Des perles de sueur perlèrent sur le front d'Osawa, et la peur lui fit serrer le cœur.
Il serra les dents, ignora tout, et courut désespérément au deuxième étage.
Il regagna sa pièce d'une traite, claqua la porte, et poussa enfin un long soupir.
Venait à l'esprit… qu'est-ce que c'était tout à l'heure ? Les pas semblaient l'avoir suivi tout du long, comme s'ils l'avaient poursuivi dans l'escalier.
Il baissa les yeux et remarqua un large espace sous la porte en bois.
Osawa se souvint des pas et se demanda si quelqu'un ne lui jouait pas un tour.
Les jeunes étudiants étaient une possibilité probable.
Ces gamins agissaient souvent sans respect, et il n'aurait pas été impossible qu'ils essaient de lui faire peur la nuit.
En y pensant, il douta à nouveau de son expérience précédente.
Alors, Osawa rassembla son courage, plaqua son corps au sol, et approcha sa tête de l'espace sous la porte, avec l'intention de jeter un coup d'œil dehors.

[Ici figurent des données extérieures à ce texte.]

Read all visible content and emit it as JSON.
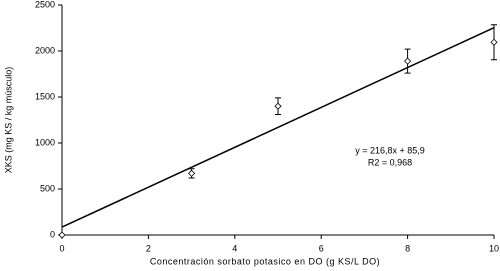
{
  "chart_data": {
    "type": "scatter",
    "x_label": "Concentración sorbato potasico en DO (g KS/L DO)",
    "y_label": "XKS (mg KS / kg músculo)",
    "series": [
      {
        "color": "#000000",
        "x": [
          0,
          3,
          5,
          8,
          10
        ],
        "values": [
          0,
          670,
          1400,
          1890,
          2095
        ],
        "errors": [
          null,
          50,
          90,
          130,
          190
        ]
      }
    ],
    "trendline": {
      "slope": 216.8,
      "intercept": 85.9,
      "label": "y = 216,8x + 85,9",
      "r2_label": "R2 = 0,968"
    },
    "xlim": [
      0,
      10
    ],
    "xticks": [
      0,
      2,
      4,
      6,
      8,
      10
    ],
    "ylim": [
      0,
      2500
    ],
    "yticks": [
      0,
      500,
      1000,
      1500,
      2000,
      2500
    ],
    "grid": false
  }
}
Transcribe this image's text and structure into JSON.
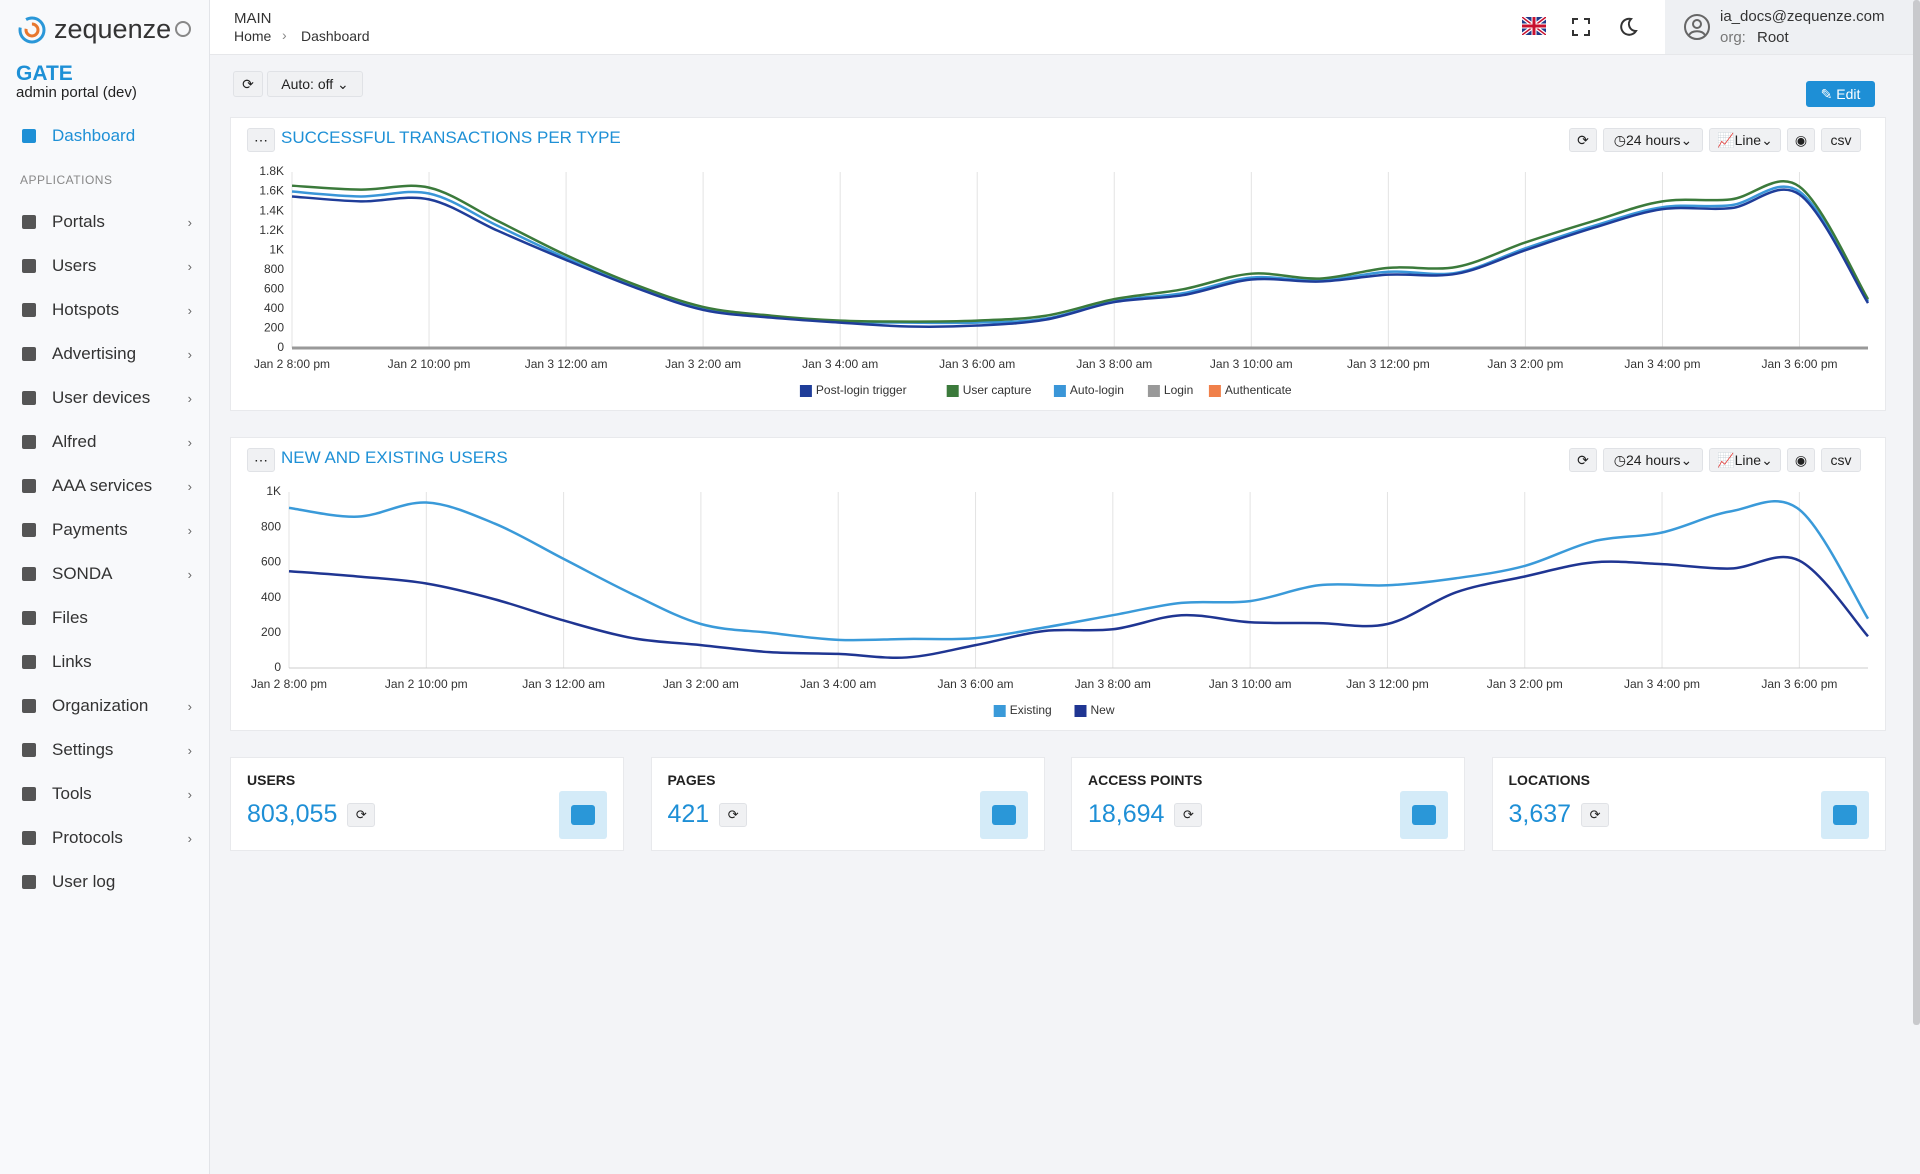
{
  "sidebar": {
    "brand": "zequenze",
    "app_title": "GATE",
    "app_subtitle": "admin portal (dev)",
    "active": "Dashboard",
    "section": "APPLICATIONS",
    "items": [
      {
        "label": "Portals",
        "submenu": true
      },
      {
        "label": "Users",
        "submenu": true
      },
      {
        "label": "Hotspots",
        "submenu": true
      },
      {
        "label": "Advertising",
        "submenu": true
      },
      {
        "label": "User devices",
        "submenu": true
      },
      {
        "label": "Alfred",
        "submenu": true
      },
      {
        "label": "AAA services",
        "submenu": true
      },
      {
        "label": "Payments",
        "submenu": true
      },
      {
        "label": "SONDA",
        "submenu": true
      },
      {
        "label": "Files",
        "submenu": false
      },
      {
        "label": "Links",
        "submenu": false
      },
      {
        "label": "Organization",
        "submenu": true
      },
      {
        "label": "Settings",
        "submenu": true
      },
      {
        "label": "Tools",
        "submenu": true
      },
      {
        "label": "Protocols",
        "submenu": true
      },
      {
        "label": "User log",
        "submenu": false
      }
    ]
  },
  "header": {
    "section": "MAIN",
    "breadcrumb": [
      "Home",
      "Dashboard"
    ],
    "user_email": "ia_docs@zequenze.com",
    "org_label": "org:",
    "org": "Root"
  },
  "toolbar": {
    "auto": "Auto: off",
    "edit": "Edit"
  },
  "charts": [
    {
      "type": "line",
      "title": "SUCCESSFUL TRANSACTIONS PER TYPE",
      "range": "24 hours",
      "mode": "Line",
      "export": "csv",
      "x": [
        0,
        1,
        2,
        3,
        4,
        5,
        6,
        7,
        8,
        9,
        10,
        11,
        12,
        13,
        14,
        15,
        16,
        17,
        18,
        19,
        20,
        21,
        22,
        23
      ],
      "xlim": [
        0,
        23
      ],
      "xticks": [
        {
          "value": 0,
          "label": "Jan 2 8:00 pm"
        },
        {
          "value": 2,
          "label": "Jan 2 10:00 pm"
        },
        {
          "value": 4,
          "label": "Jan 3 12:00 am"
        },
        {
          "value": 6,
          "label": "Jan 3 2:00 am"
        },
        {
          "value": 8,
          "label": "Jan 3 4:00 am"
        },
        {
          "value": 10,
          "label": "Jan 3 6:00 am"
        },
        {
          "value": 12,
          "label": "Jan 3 8:00 am"
        },
        {
          "value": 14,
          "label": "Jan 3 10:00 am"
        },
        {
          "value": 16,
          "label": "Jan 3 12:00 pm"
        },
        {
          "value": 18,
          "label": "Jan 3 2:00 pm"
        },
        {
          "value": 20,
          "label": "Jan 3 4:00 pm"
        },
        {
          "value": 22,
          "label": "Jan 3 6:00 pm"
        }
      ],
      "ylim": [
        0,
        1800
      ],
      "yticks": [
        0,
        200,
        400,
        600,
        800,
        {
          "value": 1000,
          "label": "1K"
        },
        {
          "value": 1200,
          "label": "1.2K"
        },
        {
          "value": 1400,
          "label": "1.4K"
        },
        {
          "value": 1600,
          "label": "1.6K"
        },
        {
          "value": 1800,
          "label": "1.8K"
        }
      ],
      "series": [
        {
          "name": "Post-login trigger",
          "color": "#1f3d99",
          "values": [
            1550,
            1500,
            1520,
            1200,
            900,
            620,
            390,
            310,
            260,
            220,
            230,
            290,
            470,
            540,
            700,
            680,
            750,
            760,
            1000,
            1230,
            1420,
            1430,
            1570,
            460
          ]
        },
        {
          "name": "User capture",
          "color": "#3b7a3b",
          "values": [
            1660,
            1620,
            1640,
            1300,
            950,
            650,
            420,
            330,
            280,
            270,
            280,
            330,
            500,
            600,
            760,
            710,
            820,
            830,
            1080,
            1300,
            1500,
            1520,
            1650,
            500
          ]
        },
        {
          "name": "Auto-login",
          "color": "#3a96d8",
          "values": [
            1600,
            1550,
            1580,
            1250,
            920,
            630,
            400,
            320,
            270,
            260,
            260,
            300,
            480,
            560,
            720,
            690,
            780,
            770,
            1020,
            1250,
            1440,
            1460,
            1600,
            480
          ]
        },
        {
          "name": "Login",
          "color": "#999999",
          "values": [
            0,
            0,
            0,
            0,
            0,
            0,
            0,
            0,
            0,
            0,
            0,
            0,
            0,
            0,
            0,
            0,
            0,
            0,
            0,
            0,
            0,
            0,
            0,
            0
          ]
        },
        {
          "name": "Authenticate",
          "color": "#f0804a",
          "values": [
            0,
            0,
            0,
            0,
            0,
            0,
            0,
            0,
            0,
            0,
            0,
            0,
            0,
            0,
            0,
            0,
            0,
            0,
            0,
            0,
            0,
            0,
            0,
            0
          ]
        }
      ]
    },
    {
      "type": "line",
      "title": "NEW AND EXISTING USERS",
      "range": "24 hours",
      "mode": "Line",
      "export": "csv",
      "x": [
        0,
        1,
        2,
        3,
        4,
        5,
        6,
        7,
        8,
        9,
        10,
        11,
        12,
        13,
        14,
        15,
        16,
        17,
        18,
        19,
        20,
        21,
        22,
        23
      ],
      "xlim": [
        0,
        23
      ],
      "xticks": [
        {
          "value": 0,
          "label": "Jan 2 8:00 pm"
        },
        {
          "value": 2,
          "label": "Jan 2 10:00 pm"
        },
        {
          "value": 4,
          "label": "Jan 3 12:00 am"
        },
        {
          "value": 6,
          "label": "Jan 3 2:00 am"
        },
        {
          "value": 8,
          "label": "Jan 3 4:00 am"
        },
        {
          "value": 10,
          "label": "Jan 3 6:00 am"
        },
        {
          "value": 12,
          "label": "Jan 3 8:00 am"
        },
        {
          "value": 14,
          "label": "Jan 3 10:00 am"
        },
        {
          "value": 16,
          "label": "Jan 3 12:00 pm"
        },
        {
          "value": 18,
          "label": "Jan 3 2:00 pm"
        },
        {
          "value": 20,
          "label": "Jan 3 4:00 pm"
        },
        {
          "value": 22,
          "label": "Jan 3 6:00 pm"
        }
      ],
      "ylim": [
        0,
        1000
      ],
      "yticks": [
        0,
        200,
        400,
        600,
        800,
        {
          "value": 1000,
          "label": "1K"
        }
      ],
      "series": [
        {
          "name": "Existing",
          "color": "#3a9ad9",
          "values": [
            910,
            860,
            940,
            820,
            620,
            420,
            250,
            200,
            160,
            165,
            170,
            230,
            300,
            370,
            380,
            470,
            470,
            510,
            580,
            720,
            770,
            890,
            900,
            280
          ]
        },
        {
          "name": "New",
          "color": "#1f3592",
          "values": [
            550,
            520,
            480,
            390,
            270,
            170,
            130,
            90,
            80,
            60,
            130,
            210,
            220,
            300,
            260,
            255,
            250,
            430,
            520,
            600,
            590,
            565,
            610,
            180
          ]
        }
      ]
    }
  ],
  "stats": [
    {
      "label": "USERS",
      "value": "803,055"
    },
    {
      "label": "PAGES",
      "value": "421"
    },
    {
      "label": "ACCESS POINTS",
      "value": "18,694"
    },
    {
      "label": "LOCATIONS",
      "value": "3,637"
    }
  ]
}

À travers l'espace, il ne vit toujours rien.
Pfou !
C'était vraiment une fausse alerte. Personne, bien — c'était tout dans ma tête, ça ne peut pas m'effrayer.
Juste au moment où il le pensait vraiment, une voix retentit soudain à son oreille.
« Qu'est-ce que tu regardes ? Je suis déjà dedans. »
La réaction d'Osawa, bien sûr, fut de se retourner brutalement, mais la pièce était plongée dans le noir total, et il n'y avait personne.
« C'est… Tomatsu ? »
Il demanda dans l'obscurité ; l'autre occupant de cette pièce était le professeur associé Tomatsu.
Mais il se redressa et vit Tomatsu toujours couché dans son propre lit, ronflant, apparemment profondément endormi.
« Qu'est-ce qui se passe ! Est-ce que j'ai vraiment mal entendu ? »
Il s'affala par terre, adossé à la porte, et poussa un long soupir.
À cet instant précis, Osawa sentit une présence à côté de lui, comme si quelque chose était près de son visage, respirant doucement.
Il tourna la tête et vit quelqu'un accroupi de l'autre côté de la porte, dans le coin de la pièce.
C'était une silhouette.
Il ne pouvait pas distinguer les cheveux, les vêtements, ni les traits du visage, mais il voyait clairement les yeux.
Les yeux n'étaient pas comme des yeux humains avec des blancs injectés de sang ou des pupilles de nuances variables ; ils étaient juste complètement blancs, le fixant directement.
La seconde d'après, ces yeux étaient juste devant son visage.
Puis, une autre voix résonna à l'oreille d'Osawa.
« Je t'ai dit, je suis déjà dedans. »
Sans même un cri, Osawa Kyotaro perdit complètement connaissance sur l'instant.
Le lendemain matin, personne ne remarqua sa disparition.
C'était comme si tout le monde avait oublié l'existence d'Osawa.